Cooney's appeal is just such an appeal. She merely reargues the arguments that the district court properly rejected. And she does so despite the district court's clear warning that her complaint teetered on the line separating the frivolous from the meritless. Although Springer may preclude a finding that the district court abused its discretion here, it provides ample support for an award of sanctions under Rule 38. There, after affirming the district court's denial of fees and costs, we said:

[W]e are not at all sympathetic to the [plaintiffs'] appeal. They have never been able to point to one shred of evidence demonstrating retaliation. To insist that there is a genuine issue of material fact in this case is beyond the pale, and an appeal arguing as much is frivolous. ... Appeals such as this not only bring the courts into disrepute but also divert scarce judicial time from other litigants who have serious claims or defenses.

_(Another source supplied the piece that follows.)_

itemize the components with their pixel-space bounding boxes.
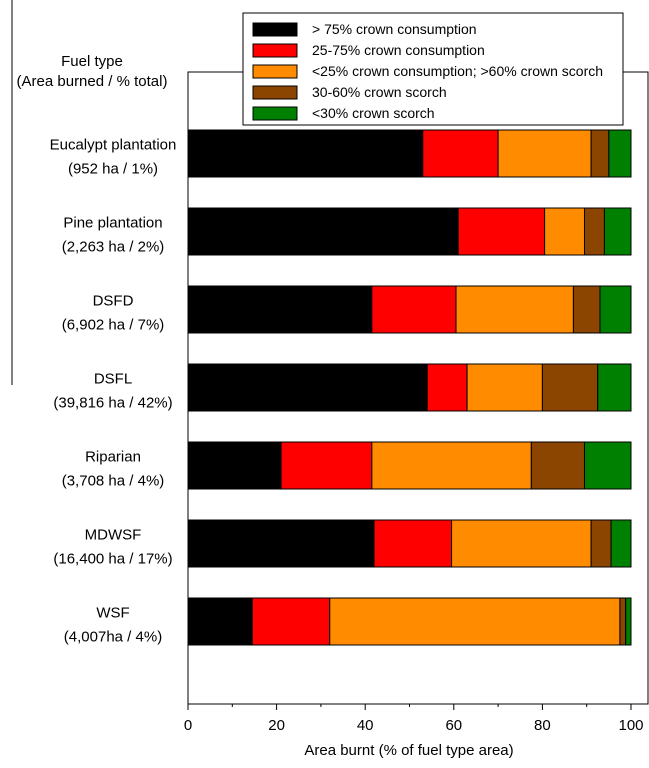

Springer, 518 F.3d at 486 (quotation, citation, and alteration omitted).

Like the plaintiffs in Springer, Cooney "may have caught one break from the district court, but we are not inclined to give [her] another one." Id. She has no evidence of a conspiracy. We reiterate that had the district court decided to make an award of attorneys' fees to the defendants under § 1988, we would not be inclined to find an abuse of discretion given the record in this case.

Cooney asserts that Fed. R. App. P. 38 sanctions are inappropriate because the standard of review is de novo. A similar argument was rejected in Smeigh, where the plaintiff's arguments had been properly rejected by the district court yet the plaintiff asserted the same arguments on appeal (nearly verbatim):

Smeigh's counsel responded at oral argument that our review is de novo and he can raise the same arguments to this court as below and isn't permitted to raise new arguments. Although true, he certainly could have explained why the district court's decision was erroneous--for example, he could have explained how Smeigh can succeed without asserting vicarious liability--or, if he has no explanation, he could have decided not to appeal his conversion claim.

643 F.3d at 566. The court ultimately declined to impose monetary sanctions because, unlike Cooney's appeal, Smeigh's case was "too close to the line": "Smeigh raised a non-frivolous argument (retaliatory discharge) on appeal, and JM had to expend only minimal effort in responding to Smeigh's frivolous conversion claim." Id.

Rule 38 requires that the party seeking sanctions file a separate motion or that the court give notice and an opportunity to respond. Fed. R. App. P. 38. The defendants did not file a separate motion; rather, they merely raised the issue in their brief. The Advisory Committee Note accompanying Rule 38 states: "A statement inserted in a party's brief that the party moves for sanctions is not sufficient notice. ... Only a motion, the purpose of which is to request sanctions, is sufficient. If there is no such motion, notice must come from the court." Id., advisory committee's note (1994 amendments). We do so here: We order Cooney to show cause, within 15 days after the conclusion of this appeal, as to why she should not be required under Rule 38 of the Federal Rules of Appellate Procedure to pay the defendants' costs and reasonable attorneys' fees on appeal.